For most HRT uses, restarting the evening after surgery when you are tolerating oral intake is reasonable. If your procedure was gynecologic (endometrial ablation, hysterectomy), your surgeon may modify or discontinue the regimen. For ART cycle support, your REI will give specific instructions. Never skip doses for an ART cycle without REI approval.

References

  1. Majewska MD, Harrison NL, Schwartz RD, Barker JL, Paul SM. Steroid hormone metabolites are barbiturate-like modulators of the GABA receptor. Science. 1986;232(4753):1004-1007.
  2. Baulieu EE, Robel P. Neurosteroids: a new brain function? J Steroid Biochem Mol Biol. 1990;37(3):395-403.
  3. de Lignieres B. Oral micronized progesterone. Clin Ther. 1999;21(1):41-60.
  4. Simon JA. What if the Women's Health Initiative had used oral micronized progesterone? Menopause. 2012;19(5):501-502.
  5. The Menopause Society. 2022 Hormone Therapy Position Statement.
  6. Coomarasamy A, Williams H, Truchanowicz E, et al. A randomized trial of progesterone in women with recurrent miscarriages (PROMISE). N Engl J Med. 2015;373(22):2141-2148.
  7. Coomarasamy A, Devall AJ, Cheed V, et al. A randomized trial of progesterone in women with bleeding in early pregnancy (PRISM). N Engl J Med. 2019;380(19):1815-1824.
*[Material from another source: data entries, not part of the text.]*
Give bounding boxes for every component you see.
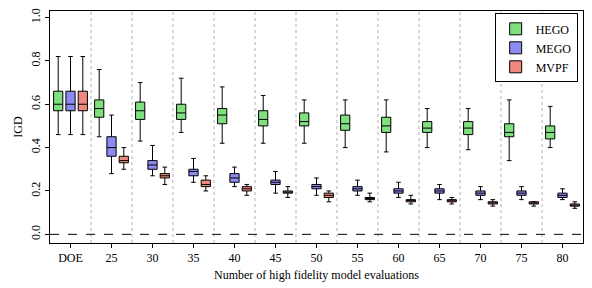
svg-text:IGD: IGD bbox=[11, 116, 25, 138]
svg-text:0.4: 0.4 bbox=[29, 138, 43, 153]
svg-text:0.6: 0.6 bbox=[29, 95, 43, 110]
svg-text:55: 55 bbox=[352, 251, 364, 265]
svg-text:40: 40 bbox=[229, 251, 241, 265]
svg-text:30: 30 bbox=[147, 251, 159, 265]
svg-text:MVPF: MVPF bbox=[536, 61, 569, 75]
svg-text:65: 65 bbox=[434, 251, 446, 265]
svg-text:DOE: DOE bbox=[58, 251, 83, 265]
svg-text:45: 45 bbox=[270, 251, 282, 265]
svg-text:HEGO: HEGO bbox=[536, 23, 570, 37]
svg-text:50: 50 bbox=[311, 251, 323, 265]
svg-text:1.0: 1.0 bbox=[29, 8, 43, 23]
svg-text:35: 35 bbox=[188, 251, 200, 265]
svg-text:70: 70 bbox=[475, 251, 487, 265]
svg-text:0.0: 0.0 bbox=[29, 225, 43, 240]
svg-text:60: 60 bbox=[393, 251, 405, 265]
svg-text:25: 25 bbox=[106, 251, 118, 265]
svg-text:75: 75 bbox=[516, 251, 528, 265]
svg-text:Number of high fidelity model: Number of high fidelity model evaluation… bbox=[214, 268, 419, 282]
svg-text:0.8: 0.8 bbox=[29, 52, 43, 67]
svg-text:MEGO: MEGO bbox=[536, 42, 572, 56]
svg-text:80: 80 bbox=[557, 251, 569, 265]
svg-text:0.2: 0.2 bbox=[29, 182, 43, 197]
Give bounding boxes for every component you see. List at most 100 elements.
  8. Prometrium (progesterone) prescribing information. Solvay Pharmaceuticals. FDA-approved label 2011.
  9. FDA Drug Safety Communication: FDA warns about serious risks combining opioid pain or cough medicines with benzodiazepines or other CNS depressants.
  10. FDA Drug Safety Communication: FDA review results in new warnings about using general anesthetics and sedation drugs in young children and pregnant women.
  11. ACOG Practice Bulletin No. 194: Polycystic Ovary Syndrome. Obstet Gynecol. 2018;131(6):e157-e171.
  12. ACOG Practice Bulletin No. 141: Management of Menopausal Symptoms. Obstet Gynecol. 2014;123(1):202-216.
  13. ASRM Practice Committee. Progesterone supplementation during the luteal phase and in early pregnancies following in vitro fertilization and embryo transfer. Fertil Steril. 2008;89(4):789-792.